Hence, as no other MR-related measure discriminated between groups, counting-range slope findings seem to be related to inhibition ability and not to MR function. It is important to point out that there is substantial variation across studies in defining children with DD due to the fact that there is no agreed definition of DD. The range of cutoffs used to define DD in demographic studies ranges from performance

below the 3rd percentile to performance selleckchem below the 25th percentile (2SD–.68SD below the mean; for review see Devine et al., 2013). Here we used very stringent criteria to assure that children only had mathematical difficulties.

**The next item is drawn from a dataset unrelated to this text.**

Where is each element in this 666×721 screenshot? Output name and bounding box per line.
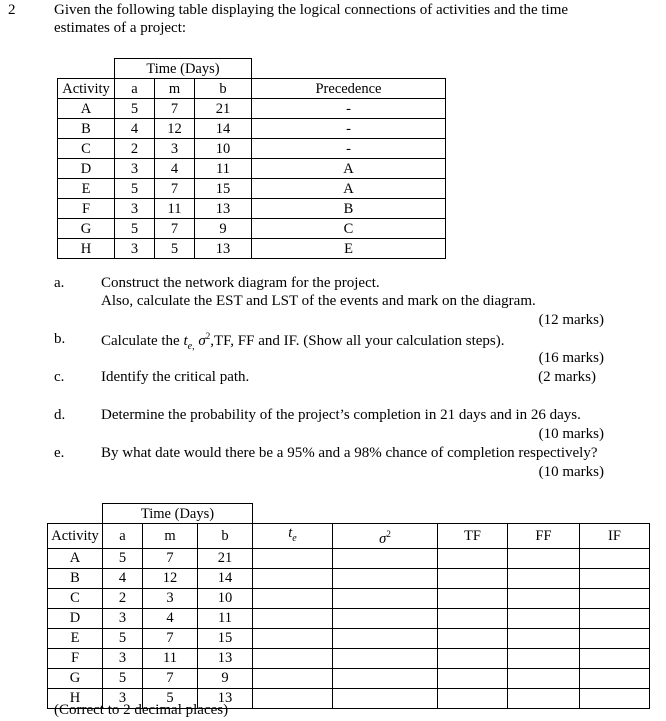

We screened 1004 children and diagnosed DD if performance on two standardized mathematical measures was worse than 1SD while there was no ADHD and dyslexia, verbal IQ/reading was normal on four different tests and non-verbal IQ was normal on two tests. For example, Price et al. (2007) screened 55 children and WISC block-design performance differed by more than 1SD between DD and controls. In Piazza et al. (2010) about half the DD group was diagnosed with dyslexia. Mussolin et al. (2010a) screened 187 children and diagnosed DD if performance was worse than −1SD (15th percentile) on a multiplication test. However, multiplication relies heavily on verbal memory (Ashcraft, 1982). Mazzocco et al. (2011) screened

161 children and diagnosed 10 children below −1.3SD (10th percentile) with DD and children below −.65SD (25th percentile) as low maths achievers without check details using any other criteria. Various tests were used as covariates in analyses. However, the tests were recorded in various years during a 7-year long period and as noted above, ANCOVAs cannot ‘correct for’ major differences along independent variables (Miller and Chapman, 2001 and Porter and Raudenbush, 1987). Obviously, definition and measurement discrepancies can contribute to disagreeing findings across studies. In summary, there is evidence that IPS morphology and perhaps

function differ between DD and control participants ifoxetine (Isaacs et al., 2001, Rotzer et al., 2008, Price et al., 2007 and Mussolin et al., 2010b). However, there is insufficient evidence for the argument that IPS dysfunction in DD can be linked to MR dysfunction: (1) Only one out of six fMRI studies found supporting behavioral data (Price et al., 2007). (2) The frequently used dot comparison task is seriously compromised by non-numerical confounds (Gebuis and Reynvoet, 2012 and Gebuis and Reynvoet, 2012; Szűcs et al., 2013). (3) Several behavioral and fMRI DD studies focusing on the MR theory of DD do not have non-numerical control conditions. (4) Adding to several negative findings (see above) our study used several measures of the MR but could not detect any clear MR impairment effects in DD.